BEAR ISLAND by Alistair Maclean. 273 pages. Doubleday. $5.95.

Alistair MacLean is a craftsman of a special product: the instant bestseller and "soon-to-be-made-into-a-major-motion-picture" novel.

His previous efforts composed simultaneously with typewriter and viewfinder include Ice Station Zebra, The Guns of Navarone and Where Eagles Dare. This time the scenario actually concerns the making of a movie. A film company presided over by an evil Germanic butterball named Otto Gerran embarks on a refitted trawler to shoot on location at Bear Island in the Arctic Circle. Unlike, say, Ian Fleming, who was content with swift caricatures or comic-book effects, MacLean casts a few interesting human characters. There is old Captain Imrie, for example, who drinks like John Barrymore and thinks like Samuel Eliot Morison; and there is a rummy but Jesuitical mate named Stokes, who can remember the specific weather on an afternoon a generation ago.

The trip doesn't go very well. Bodies begin to accumulate in novel ways. Midway through the book, Marlowe, the film company's doctor, turns out to be a British treasury agent as well as a physician. Nazi gold is involved, and guilt for long-ago deaths. Amid the systematic carnage, the reader begins to think of the film version of Agatha Christie's Ten Little Indians.
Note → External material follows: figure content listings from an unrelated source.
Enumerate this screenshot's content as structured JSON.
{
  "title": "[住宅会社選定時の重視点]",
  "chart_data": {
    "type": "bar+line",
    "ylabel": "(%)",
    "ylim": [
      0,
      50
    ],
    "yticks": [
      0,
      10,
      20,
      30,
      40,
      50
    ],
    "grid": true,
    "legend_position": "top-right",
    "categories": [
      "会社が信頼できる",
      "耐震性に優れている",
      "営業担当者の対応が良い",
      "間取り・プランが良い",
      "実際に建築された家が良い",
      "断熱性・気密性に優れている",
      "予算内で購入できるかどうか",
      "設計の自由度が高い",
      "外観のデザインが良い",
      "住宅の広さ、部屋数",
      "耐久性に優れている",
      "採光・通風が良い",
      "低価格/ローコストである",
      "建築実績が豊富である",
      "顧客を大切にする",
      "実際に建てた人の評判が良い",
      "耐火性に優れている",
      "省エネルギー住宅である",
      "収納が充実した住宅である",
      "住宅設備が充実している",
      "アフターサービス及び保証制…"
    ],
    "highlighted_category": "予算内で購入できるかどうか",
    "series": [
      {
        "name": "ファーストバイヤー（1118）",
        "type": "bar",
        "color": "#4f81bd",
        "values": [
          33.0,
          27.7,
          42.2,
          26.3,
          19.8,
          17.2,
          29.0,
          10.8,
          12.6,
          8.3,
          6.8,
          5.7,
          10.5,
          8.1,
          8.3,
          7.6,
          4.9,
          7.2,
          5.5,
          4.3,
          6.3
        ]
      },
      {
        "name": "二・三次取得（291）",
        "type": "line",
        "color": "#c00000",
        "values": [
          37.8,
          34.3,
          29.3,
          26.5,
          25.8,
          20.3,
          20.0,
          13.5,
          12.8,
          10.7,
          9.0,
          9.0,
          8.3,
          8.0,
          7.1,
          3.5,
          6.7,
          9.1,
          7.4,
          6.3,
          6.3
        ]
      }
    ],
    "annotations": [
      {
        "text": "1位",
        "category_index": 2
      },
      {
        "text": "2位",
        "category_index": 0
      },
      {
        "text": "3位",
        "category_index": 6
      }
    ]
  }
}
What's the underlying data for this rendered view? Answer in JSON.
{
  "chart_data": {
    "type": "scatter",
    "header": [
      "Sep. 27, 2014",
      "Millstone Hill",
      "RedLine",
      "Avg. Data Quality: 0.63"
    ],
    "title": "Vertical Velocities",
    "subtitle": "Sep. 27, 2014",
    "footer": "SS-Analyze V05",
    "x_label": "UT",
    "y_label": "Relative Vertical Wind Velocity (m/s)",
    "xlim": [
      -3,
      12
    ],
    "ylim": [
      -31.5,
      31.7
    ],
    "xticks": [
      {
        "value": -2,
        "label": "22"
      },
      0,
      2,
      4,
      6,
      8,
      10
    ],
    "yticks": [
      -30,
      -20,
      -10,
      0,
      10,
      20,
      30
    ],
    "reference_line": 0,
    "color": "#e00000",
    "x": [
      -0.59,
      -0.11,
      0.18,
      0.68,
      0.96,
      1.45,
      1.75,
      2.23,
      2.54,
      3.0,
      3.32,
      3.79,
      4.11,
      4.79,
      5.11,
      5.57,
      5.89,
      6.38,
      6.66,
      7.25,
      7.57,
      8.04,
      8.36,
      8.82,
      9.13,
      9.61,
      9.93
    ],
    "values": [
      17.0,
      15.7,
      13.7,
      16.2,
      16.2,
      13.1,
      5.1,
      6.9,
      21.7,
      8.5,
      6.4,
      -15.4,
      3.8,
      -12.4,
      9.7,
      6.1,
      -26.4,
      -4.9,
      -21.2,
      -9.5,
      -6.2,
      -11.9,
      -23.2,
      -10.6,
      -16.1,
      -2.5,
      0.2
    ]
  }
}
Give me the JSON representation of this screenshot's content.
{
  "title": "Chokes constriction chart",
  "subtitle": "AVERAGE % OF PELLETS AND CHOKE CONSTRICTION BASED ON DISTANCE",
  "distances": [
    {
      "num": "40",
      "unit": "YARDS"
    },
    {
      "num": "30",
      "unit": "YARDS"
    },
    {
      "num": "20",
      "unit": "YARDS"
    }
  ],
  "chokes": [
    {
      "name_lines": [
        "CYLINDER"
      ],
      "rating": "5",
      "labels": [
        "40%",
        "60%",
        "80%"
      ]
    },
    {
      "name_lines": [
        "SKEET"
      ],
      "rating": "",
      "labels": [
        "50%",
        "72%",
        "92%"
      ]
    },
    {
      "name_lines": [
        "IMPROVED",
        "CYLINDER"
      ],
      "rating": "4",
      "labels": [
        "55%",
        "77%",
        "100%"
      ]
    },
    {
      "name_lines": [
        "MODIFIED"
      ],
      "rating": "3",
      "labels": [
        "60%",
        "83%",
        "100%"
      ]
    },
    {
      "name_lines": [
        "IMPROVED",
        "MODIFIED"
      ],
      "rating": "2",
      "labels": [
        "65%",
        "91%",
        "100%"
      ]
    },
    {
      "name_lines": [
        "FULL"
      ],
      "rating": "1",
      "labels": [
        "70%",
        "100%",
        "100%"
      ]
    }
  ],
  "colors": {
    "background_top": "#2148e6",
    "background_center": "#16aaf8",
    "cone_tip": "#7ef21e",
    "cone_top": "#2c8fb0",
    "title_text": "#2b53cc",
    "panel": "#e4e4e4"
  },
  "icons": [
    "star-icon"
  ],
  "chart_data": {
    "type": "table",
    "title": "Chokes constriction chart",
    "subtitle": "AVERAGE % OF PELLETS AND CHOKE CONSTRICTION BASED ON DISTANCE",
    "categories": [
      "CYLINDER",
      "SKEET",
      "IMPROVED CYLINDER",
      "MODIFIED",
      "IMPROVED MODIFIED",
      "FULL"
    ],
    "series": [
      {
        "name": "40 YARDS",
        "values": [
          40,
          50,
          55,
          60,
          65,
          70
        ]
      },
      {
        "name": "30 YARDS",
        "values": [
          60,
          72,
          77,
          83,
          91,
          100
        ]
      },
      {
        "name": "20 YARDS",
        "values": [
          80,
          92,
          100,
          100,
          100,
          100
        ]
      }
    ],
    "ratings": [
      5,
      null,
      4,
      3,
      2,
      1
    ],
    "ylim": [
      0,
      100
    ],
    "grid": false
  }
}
Film makers are negotiating for the rights to Bear Island. But as a possible major motion-picture novel, it seems more like a candidate for the Academy Awards of 1948. MacLean writes an almost archaically stylized thriller. If there is no sex, there is enough drinking to sabotage the Thin Man's liver. The final expository "Aha!" scenes suggest a weary late, late show charm: "Let's stop playing silly games," says Marlowe, "for your own game is up."